В этом плане было много романтического, завлекательного. В самом деле, Наташа могла получить быстро, в один день и раз навсегда, свободу замужней женщины и не связать себя никакими обязанностями, никаким подчинением. Она получала очень много и, по-видимому, не теряла ничего. Для нее эта свадьба являлась игрушечной, фантастической свадьбой и понравилась с первого взгляда тем более, что она, так недавно еще выйдя из ребяческого возраста, осталась ребенком в душе, готовым еще играть, и вместе с тем воображение ее было уже несколько заражено чтением невероятных, запутанных романов.
Как бы то ни было, Наташа вдруг повеселела.
— А ведь в самом деле, тетя, — сказала она, — если бы можно было устроить так?
— И можно, друг мой, — отозвалась Олуньева, — весьма возможно.
— Но только… смешно это, невероятно… Как же это так вдруг?.. Да разве вы найдете такого человека?
Наташа говорила это и смеялась.
— За «таким человеком» дело не станет, — сказала Настасья Петровна. — Человека подходящего уже нашли.
— Как нашли? — серьезно спросила Наташа.
— Я посылала Григория; он уже переговорил, и все сделано, если хочешь — скажи только…
— Неужели нашли? — опять протянула Наташа. — Кто же он?
— Князь Чарыков-Ордынский.
— Чарыков-Ордынский?

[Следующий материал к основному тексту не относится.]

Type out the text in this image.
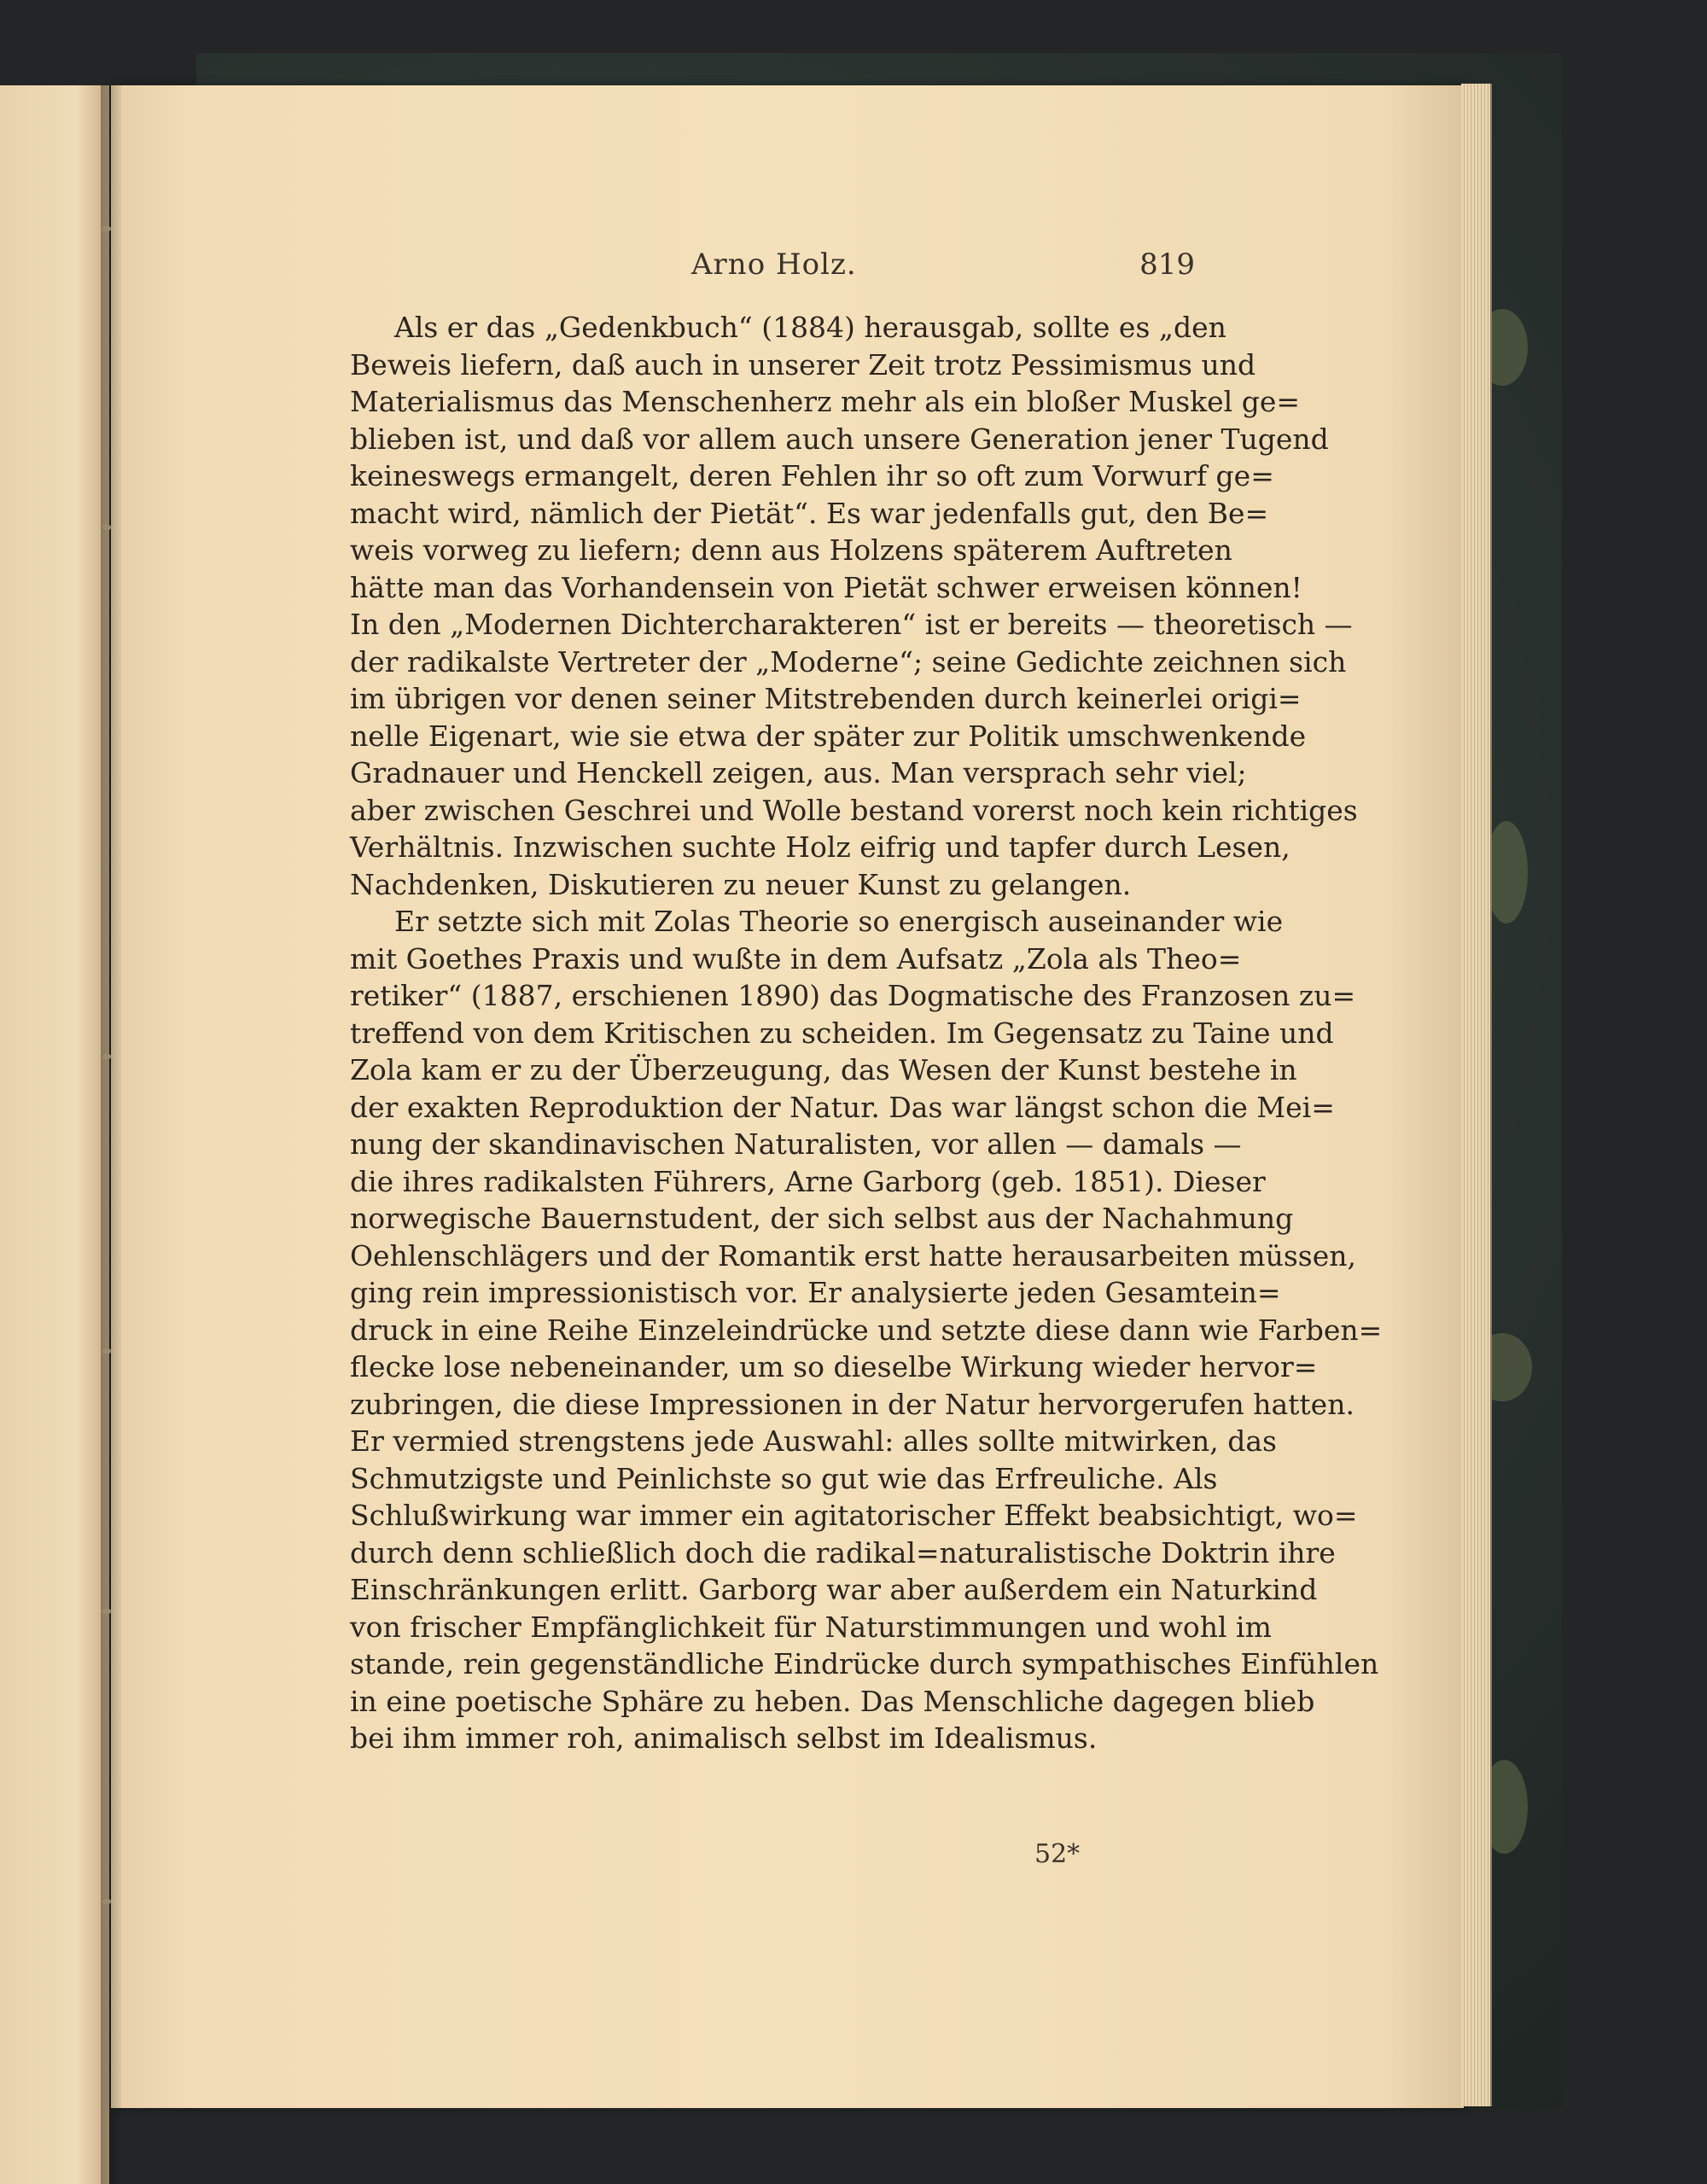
Arno Holz.	819
Als er das „Gedenkbuch“ (1884) herausgab, sollte es „den
Beweis liefern, daß auch in unserer Zeit trotz Pessimismus und
Materialismus das Menschenherz mehr als ein bloßer Muskel ge=
blieben ist, und daß vor allem auch unsere Generation jener Tugend
keineswegs ermangelt, deren Fehlen ihr so oft zum Vorwurf ge=
macht wird, nämlich der Pietät“. Es war jedenfalls gut, den Be=
weis vorweg zu liefern; denn aus Holzens späterem Auftreten
hätte man das Vorhandensein von Pietät schwer erweisen können!
In den „Modernen Dichtercharakteren“ ist er bereits — theoretisch —
der radikalste Vertreter der „Moderne“; seine Gedichte zeichnen sich
im übrigen vor denen seiner Mitstrebenden durch keinerlei origi=
nelle Eigenart, wie sie etwa der später zur Politik umschwenkende
Gradnauer und Henckell zeigen, aus. Man versprach sehr viel;
aber zwischen Geschrei und Wolle bestand vorerst noch kein richtiges
Verhältnis. Inzwischen suchte Holz eifrig und tapfer durch Lesen,
Nachdenken, Diskutieren zu neuer Kunst zu gelangen.
Er setzte sich mit Zolas Theorie so energisch auseinander wie
mit Goethes Praxis und wußte in dem Aufsatz „Zola als Theo=
retiker“ (1887, erschienen 1890) das Dogmatische des Franzosen zu=
treffend von dem Kritischen zu scheiden. Im Gegensatz zu Taine und
Zola kam er zu der Überzeugung, das Wesen der Kunst bestehe in
der exakten Reproduktion der Natur. Das war längst schon die Mei=
nung der skandinavischen Naturalisten, vor allen — damals —
die ihres radikalsten Führers, Arne Garborg (geb. 1851). Dieser
norwegische Bauernstudent, der sich selbst aus der Nachahmung
Oehlenschlägers und der Romantik erst hatte herausarbeiten müssen,
ging rein impressionistisch vor. Er analysierte jeden Gesamtein=
druck in eine Reihe Einzeleindrücke und setzte diese dann wie Farben=
flecke lose nebeneinander, um so dieselbe Wirkung wieder hervor=
zubringen, die diese Impressionen in der Natur hervorgerufen hatten.
Er vermied strengstens jede Auswahl: alles sollte mitwirken, das
Schmutzigste und Peinlichste so gut wie das Erfreuliche. Als
Schlußwirkung war immer ein agitatorischer Effekt beabsichtigt, wo=
durch denn schließlich doch die radikal=naturalistische Doktrin ihre
Einschränkungen erlitt. Garborg war aber außerdem ein Naturkind
von frischer Empfänglichkeit für Naturstimmungen und wohl im
stande, rein gegenständliche Eindrücke durch sympathisches Einfühlen
in eine poetische Sphäre zu heben. Das Menschliche dagegen blieb
bei ihm immer roh, animalisch selbst im Idealismus.
52*
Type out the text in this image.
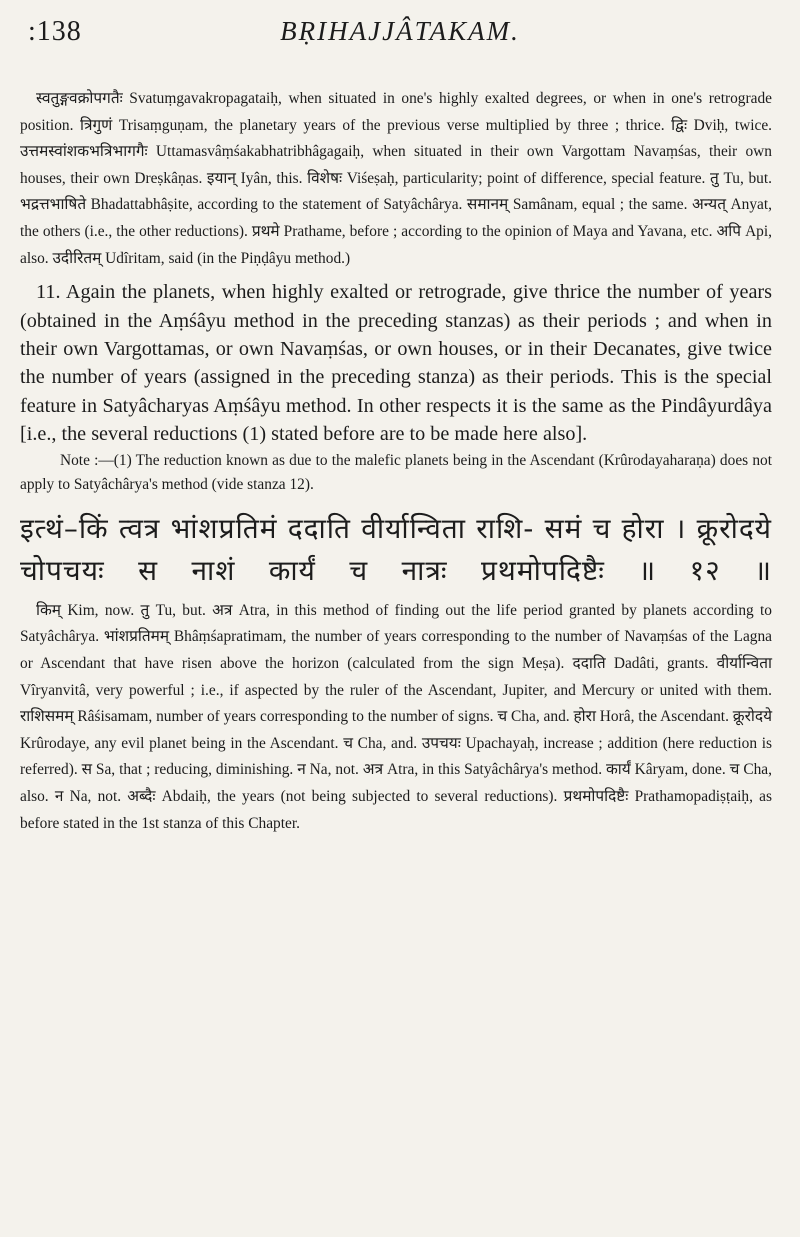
:138	BṚIHAJJÂTAKAM.

स्वतुङ्गवक्रोपगतैः Svatuṃgavakropagataiḥ, when situated in one's highly exalted degrees, or when in one's retrograde position. त्रिगुणं Trisaṃguṇam, the planetary years of the previous verse multiplied by three ; thrice. द्विः Dviḥ, twice. उत्तमस्वांशकभत्रिभागगैः Uttamasvâṃśakabhatribhâgagaiḥ, when situated in their own Vargottam Navaṃśas, their own houses, their own Dreṣkâṇas. इयान् Iyân, this. विशेषः Viśeṣaḥ, particularity; point of difference, special feature. तु Tu, but. भद्रत्तभाषिते Bhadattabhâṣite, according to the statement of Satyâchârya. समानम् Samânam, equal ; the same. अन्यत् Anyat, the others (i.e., the other reductions). प्रथमे Prathame, before ; according to the opinion of Maya and Yavana, etc. अपि Api, also. उदीरितम् Udîritam, said (in the Piṇḍâyu method.)

11. Again the planets, when highly exalted or retrograde, give thrice the number of years (obtained in the Aṃśâyu method in the preceding stanzas) as their periods ; and when in their own Vargottamas, or own Navaṃśas, or own houses, or in their Decanates, give twice the number of years (assigned in the preceding stanza) as their periods. This is the special feature in Satyâcharyas Aṃśâyu method. In other respects it is the same as the Pindâyurdâya [i.e., the several reductions (1) stated before are to be made here also].

Note :—(1) The reduction known as due to the malefic planets being in the Ascendant (Krûrodayaharaṇa) does not apply to Satyâchârya's method (vide stanza 12).

इत्थं–किं त्वत्र भांशप्रतिमं ददाति वीर्यान्विता राशि- समं च होरा । क्रूरोदये चोपचयः स नाशं कार्यं च नात्रः प्रथमोपदिष्टैः ॥ १२ ॥

किम् Kim, now. तु Tu, but. अत्र Atra, in this method of finding out the life period granted by planets according to Satyâchârya. भांशप्रतिमम् Bhâṃśapratimam, the number of years corresponding to the number of Navaṃśas of the Lagna or Ascendant that have risen above the horizon (calculated from the sign Meṣa). ददाति Dadâti, grants. वीर्यान्विता Vîryanvitâ, very powerful ; i.e., if aspected by the ruler of the Ascendant, Jupiter, and Mercury or united with them. राशिसमम् Râśisamam, number of years corresponding to the number of signs. च Cha, and. होरा Horâ, the Ascendant. क्रूरोदये Krûrodaye, any evil planet being in the Ascendant. च Cha, and. उपचयः Upachayaḥ, increase ; addition (here reduction is referred). स Sa, that ; reducing, diminishing. न Na, not. अत्र Atra, in this Satyâchârya's method. कार्यं Kâryam, done. च Cha, also. न Na, not. अब्दैः Abdaiḥ, the years (not being subjected to several reductions). प्रथमोपदिष्टैः Prathamopadiṣṭaiḥ, as before stated in the 1st stanza of this Chapter.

И он согласен на все эти условия?
— Да, согласен.
Наташа задумалась, а затем спросила:
— Как же, тетя? Значит, нужно венчаться?
— Да, если не хочешь быть за Бироном.
— Но послушайте, тетя, — дрогнувшим голосом заговорила Наташа. — А если я… если я полюблю… впоследствии… кого-нибудь… тогда уже все будет кончено и мне не будет свободы?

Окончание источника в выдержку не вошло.